Y, a pesar de que ya sabía cómo atar una corbata, las manos me temblaban. El nerviosismo me hacía sentir torpe, y me estaba tardando más de lo habitual.
— Okay… Ya está — dije, al terminar de anudarla. Pero sin querer, al mover mis manos, las coloqué sobre su pecho, y al darme cuenta, las quité rápidamente.
— ¡Ay! Perdón, fue sin querer — me disculpé con una risa nerviosa y me alejé de él, avergonzada.
Miré a Elías y vi estaba sonriendo ligeramente, pero también había algo curioso en su mirada, como si quisiera decir algo, pero se lo estuviera guardando.
— Bueno, me voy a trabajar — mencioné, sintiendo que lo mejor era irme antes de seguir aumentando mi vergüenza.
Con eso último, salí a paso ligero de su oficina y fui directo a la mía. Cerré la puerta detrás de mí, y me senté en la silla, tratando de calmarme.
Sentía mis mejillas ruborizadas al recordar el momento en que, sin querer, había tocado su pecho. Joder, qué torpe fui… Y además, ¿por qué lo hice? Ni siquiera lo pensé, fue como si mis manos tuvieran vida propia, como si quisieran tocarlo sin que yo pudiera detenerlas. De verdad, qué vergüenza.
Me pasé las manos por la cara, como si pudiera borrar la sensación de incomodidad. No podía dejar de pensar en cómo se había quedado mirándome, sonriendo, pero con esa mirada curiosa que me hacía sentir aún más expuesta.

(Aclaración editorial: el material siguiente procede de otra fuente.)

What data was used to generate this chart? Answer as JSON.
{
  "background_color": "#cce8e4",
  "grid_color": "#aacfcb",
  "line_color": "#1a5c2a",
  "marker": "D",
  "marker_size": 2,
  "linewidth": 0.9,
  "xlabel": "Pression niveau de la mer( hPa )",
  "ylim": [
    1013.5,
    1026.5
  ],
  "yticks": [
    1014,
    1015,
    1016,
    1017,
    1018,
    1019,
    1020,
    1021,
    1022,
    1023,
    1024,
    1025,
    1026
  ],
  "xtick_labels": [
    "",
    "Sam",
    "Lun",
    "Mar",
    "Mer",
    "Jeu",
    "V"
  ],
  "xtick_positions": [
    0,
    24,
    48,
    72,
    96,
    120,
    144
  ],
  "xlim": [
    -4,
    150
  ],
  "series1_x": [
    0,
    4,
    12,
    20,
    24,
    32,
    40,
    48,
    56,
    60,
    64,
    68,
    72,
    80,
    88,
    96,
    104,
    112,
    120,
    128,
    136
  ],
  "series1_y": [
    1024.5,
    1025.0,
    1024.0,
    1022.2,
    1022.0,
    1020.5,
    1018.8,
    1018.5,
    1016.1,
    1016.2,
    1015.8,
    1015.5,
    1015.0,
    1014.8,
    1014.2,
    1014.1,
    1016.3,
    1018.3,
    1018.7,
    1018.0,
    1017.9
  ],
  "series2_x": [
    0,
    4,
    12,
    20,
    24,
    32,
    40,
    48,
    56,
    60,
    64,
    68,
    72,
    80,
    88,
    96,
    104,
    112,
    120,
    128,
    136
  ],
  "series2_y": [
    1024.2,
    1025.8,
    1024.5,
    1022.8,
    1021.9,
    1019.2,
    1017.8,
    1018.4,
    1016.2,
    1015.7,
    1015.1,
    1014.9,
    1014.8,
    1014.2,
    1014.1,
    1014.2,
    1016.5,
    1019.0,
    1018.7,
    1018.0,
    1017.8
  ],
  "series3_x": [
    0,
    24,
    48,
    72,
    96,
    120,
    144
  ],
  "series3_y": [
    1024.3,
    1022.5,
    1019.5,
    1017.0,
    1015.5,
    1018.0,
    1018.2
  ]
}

De verdad había metido la pata.
Y bien que había logrado disimular ver la mitad de su cuerpo semidesnudo, pero con poner las manos sobre su pecho… Es que no podía meter más la pata. Me sentía completamente tonta por lo que había pasado.
Pero más allá de la vergüenza, también me dio qué pensar. Porque la confianza entre Elías y yo… se sintió diferente. No sabía si era idea mía, pero el simple hecho de que se hubiera quitado la camisa delante de mí ya decía algo. Él no era así. No solía mostrar nada, ni siquiera una emoción fuera de lugar.
Y mucho menos su cuerpo.
Además, en lo que llevábamos de día, noté que me había lanzado más miradas de lo habitual. Y eso ya era raro porque Elías no solía mirarme mucho, al menos no de forma tan evidente.
Quizá todo empezó después del baile. Aunque el momento que compartimos aquella noche fue breve, dejó una sensación extraña, casi íntima. Como si, sin decirlo, algo se hubiera roto… o empezado entre nosotros. Una especie de complicidad silenciosa que no existía antes.
Por un instante, eso me hizo creer que finalmente nos estábamos llevando mejor.
Y si era así… bueno, era una buena noticia porque Elías ya no iba a ser un auténtico dolor de cabeza, si las cosas entre nosotros empezaban a fluir.
Tal vez no tendría que pasarme cada jornada conteniendo las ganas de mandarlo a la mierda cuando me pedía hacer cosas absurdas a última hora, y eso me daba un poco de esperanza.